Mit ihbar etti İsrail vurdu

20 Şubat'ı 21 Şubat'a bağlayan gecede baskın Saat: 01.00 sıralarında gerçekleşti. Saatlerce süren çatışmada 32 yaşındaki Gözen kurşunu bitince süngülendi. İlk vurulan nöbetçi Ali Kiraz'dı. 6 kişi ise silahsızdı ve makineli tüfeği kurmaya çalışırken ketledildiler. Olayda Ali Ergun ve Hüseyin Tüysüz yaralı olarak kurtuldu. Yanlarında gazeteci Cengiz Çandar da vardı. Olay öncesi kamptan kuşkulu birşekilde ortadan kayboldu. Kaybolanlardan birisi de kamp sorumlusu Filistinli Ebu Muhammed. (İçerden öyle ihanete uğranılır ki; kamp kayıtları için çekilen vesikalık fotoğraflar ve kimlik bilgileri bile İsrail istihbaratının eline geçer ve bunlar sorgu sırasında Bulut'a gösterilir.) Faik Bulut ise esir edilerek İsrail'e götürüldü. 7 yıl 2 ay hapis yattı. Onların kanı ise Filistin halkının mücadelesine feda oldu... Olayın esrarını yıllar sonra itiraf eden MİT'çi Mehmet Eymür, 2010 yılında internet sitesinden itiraf gibi katliamın MİT'in ihbarı ve İsrail'in operasyonuyla gerçekleştiğini yazdı.
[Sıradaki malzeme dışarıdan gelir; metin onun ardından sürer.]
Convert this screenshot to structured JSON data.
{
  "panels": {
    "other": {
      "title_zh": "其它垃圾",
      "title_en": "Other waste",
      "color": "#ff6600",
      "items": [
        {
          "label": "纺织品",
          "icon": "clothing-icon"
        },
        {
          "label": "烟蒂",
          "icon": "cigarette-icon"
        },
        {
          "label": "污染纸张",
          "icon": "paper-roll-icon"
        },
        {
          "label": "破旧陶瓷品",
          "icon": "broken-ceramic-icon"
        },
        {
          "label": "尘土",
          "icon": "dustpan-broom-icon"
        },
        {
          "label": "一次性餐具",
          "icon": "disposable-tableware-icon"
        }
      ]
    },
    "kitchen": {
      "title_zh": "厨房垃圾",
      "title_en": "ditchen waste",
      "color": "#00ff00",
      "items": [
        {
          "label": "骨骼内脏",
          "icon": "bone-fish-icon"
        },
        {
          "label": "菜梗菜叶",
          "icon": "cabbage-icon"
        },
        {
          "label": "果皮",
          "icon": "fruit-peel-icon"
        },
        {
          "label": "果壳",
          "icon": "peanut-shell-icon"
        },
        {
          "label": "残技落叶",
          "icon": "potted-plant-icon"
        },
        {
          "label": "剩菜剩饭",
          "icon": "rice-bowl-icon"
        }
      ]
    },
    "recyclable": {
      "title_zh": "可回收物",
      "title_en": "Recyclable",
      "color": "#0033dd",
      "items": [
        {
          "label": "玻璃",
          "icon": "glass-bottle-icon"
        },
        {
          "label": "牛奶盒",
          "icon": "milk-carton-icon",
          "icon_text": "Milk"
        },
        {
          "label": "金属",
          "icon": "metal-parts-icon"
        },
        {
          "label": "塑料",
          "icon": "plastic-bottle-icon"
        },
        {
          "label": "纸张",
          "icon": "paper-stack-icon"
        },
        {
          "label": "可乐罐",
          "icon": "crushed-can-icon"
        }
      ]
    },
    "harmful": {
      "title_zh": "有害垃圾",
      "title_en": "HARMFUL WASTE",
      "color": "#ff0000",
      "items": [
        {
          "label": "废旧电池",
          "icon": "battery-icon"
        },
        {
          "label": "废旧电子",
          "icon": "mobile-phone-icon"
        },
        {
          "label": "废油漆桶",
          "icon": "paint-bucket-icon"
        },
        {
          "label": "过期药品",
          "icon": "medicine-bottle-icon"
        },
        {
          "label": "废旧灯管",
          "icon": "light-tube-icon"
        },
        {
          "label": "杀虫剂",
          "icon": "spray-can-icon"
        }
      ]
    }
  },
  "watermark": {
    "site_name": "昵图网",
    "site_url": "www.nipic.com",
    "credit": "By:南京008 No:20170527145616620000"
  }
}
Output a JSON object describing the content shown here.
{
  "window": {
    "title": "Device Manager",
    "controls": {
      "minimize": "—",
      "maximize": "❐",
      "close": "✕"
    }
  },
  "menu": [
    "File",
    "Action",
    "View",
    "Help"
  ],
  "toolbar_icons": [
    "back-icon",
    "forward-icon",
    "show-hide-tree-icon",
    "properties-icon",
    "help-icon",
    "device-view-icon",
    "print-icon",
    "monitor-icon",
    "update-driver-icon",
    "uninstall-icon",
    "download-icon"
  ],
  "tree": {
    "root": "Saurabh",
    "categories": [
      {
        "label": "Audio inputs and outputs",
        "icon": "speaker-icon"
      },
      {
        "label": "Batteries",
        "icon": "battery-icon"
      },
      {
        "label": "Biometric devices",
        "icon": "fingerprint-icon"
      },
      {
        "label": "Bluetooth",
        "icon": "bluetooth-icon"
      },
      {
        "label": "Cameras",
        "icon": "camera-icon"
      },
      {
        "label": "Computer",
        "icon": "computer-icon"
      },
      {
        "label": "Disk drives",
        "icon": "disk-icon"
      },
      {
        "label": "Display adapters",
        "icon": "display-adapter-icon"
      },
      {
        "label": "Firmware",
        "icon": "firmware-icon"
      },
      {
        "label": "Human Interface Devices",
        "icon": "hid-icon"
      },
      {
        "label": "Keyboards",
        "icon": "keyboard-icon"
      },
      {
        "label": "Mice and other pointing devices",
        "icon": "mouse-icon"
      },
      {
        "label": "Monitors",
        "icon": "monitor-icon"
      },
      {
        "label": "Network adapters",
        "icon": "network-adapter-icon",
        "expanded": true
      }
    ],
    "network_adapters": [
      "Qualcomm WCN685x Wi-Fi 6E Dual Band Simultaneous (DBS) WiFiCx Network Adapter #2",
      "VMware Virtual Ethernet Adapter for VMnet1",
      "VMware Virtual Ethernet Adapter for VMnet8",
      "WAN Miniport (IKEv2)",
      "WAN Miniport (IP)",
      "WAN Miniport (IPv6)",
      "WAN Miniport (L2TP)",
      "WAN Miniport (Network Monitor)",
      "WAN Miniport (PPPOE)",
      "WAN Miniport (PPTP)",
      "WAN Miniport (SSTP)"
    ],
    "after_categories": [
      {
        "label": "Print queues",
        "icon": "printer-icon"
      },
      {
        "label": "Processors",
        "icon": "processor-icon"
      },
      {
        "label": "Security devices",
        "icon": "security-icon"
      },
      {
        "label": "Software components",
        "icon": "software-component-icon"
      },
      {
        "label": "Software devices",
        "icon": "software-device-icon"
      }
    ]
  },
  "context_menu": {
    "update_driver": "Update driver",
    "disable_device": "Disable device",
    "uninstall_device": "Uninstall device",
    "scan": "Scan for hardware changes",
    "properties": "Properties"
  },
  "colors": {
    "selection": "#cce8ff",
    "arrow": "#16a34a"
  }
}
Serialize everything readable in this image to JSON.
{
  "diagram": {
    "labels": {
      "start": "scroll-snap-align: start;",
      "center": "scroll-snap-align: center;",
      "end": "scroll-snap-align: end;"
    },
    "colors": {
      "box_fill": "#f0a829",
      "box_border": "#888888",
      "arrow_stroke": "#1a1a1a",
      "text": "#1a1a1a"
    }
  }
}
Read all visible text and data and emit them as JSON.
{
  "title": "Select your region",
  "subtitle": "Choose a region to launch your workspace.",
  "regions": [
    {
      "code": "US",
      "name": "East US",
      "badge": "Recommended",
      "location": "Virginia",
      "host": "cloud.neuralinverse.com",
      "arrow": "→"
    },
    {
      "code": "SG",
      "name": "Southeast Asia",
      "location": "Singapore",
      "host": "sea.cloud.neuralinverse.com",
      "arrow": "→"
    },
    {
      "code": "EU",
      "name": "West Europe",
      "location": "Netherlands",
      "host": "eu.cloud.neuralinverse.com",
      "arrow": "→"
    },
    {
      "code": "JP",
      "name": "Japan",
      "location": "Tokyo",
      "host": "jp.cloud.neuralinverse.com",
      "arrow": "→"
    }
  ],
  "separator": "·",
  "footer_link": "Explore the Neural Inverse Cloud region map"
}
Saldırıdan kurtulan Faik Bulut anlatıyor

Bora Gözen ve arkadaşlarıyla aynı kampta bulunan Faik Bulut saldırı anını "Filistin Rüyası" kitabında şöyle anlatır: "20 Şubat’ı 21’ine bağlayan gece... Denizde tek kıpırtı yok. Ay ışığı vuruyor denize ve kampa. Gölgeler uzanmaya başlamış. Ölesiye güzel bir Akdeniz gecesi... Saat 01.00’e geliyordu. Bora Gözen dürtünce uyandım. Nöbeti devretmek için gelmiş. Çıktı, Nizamiye kapısına doğru yöneldi. Ali Kiraz ise o saatlerde deniz kıyısı nöbetini tutuyordu. Giyindim, botlarımı bağladım ve gecenin serinliğine çıktım. Gerindim. Denize doğru yöneldim. Daha birkaç adım atmıştım ki, okul duvarının birleştiği noktadan kısa menzilli bir silah taraması oldu. Ve bir anda, ardı ardına yağan havan topları altında kamp kıyamet yerine dönüverdi. Bu arada, deniz tarafından 500’lük mermilerle tarama ateşi de başlayınca, baskını yapanın İsrail askerleri olduğu iyice belli oldu. İlk ateşte Bora Gözen ve Ali Kiraz karşılık veremeden katledilmişti."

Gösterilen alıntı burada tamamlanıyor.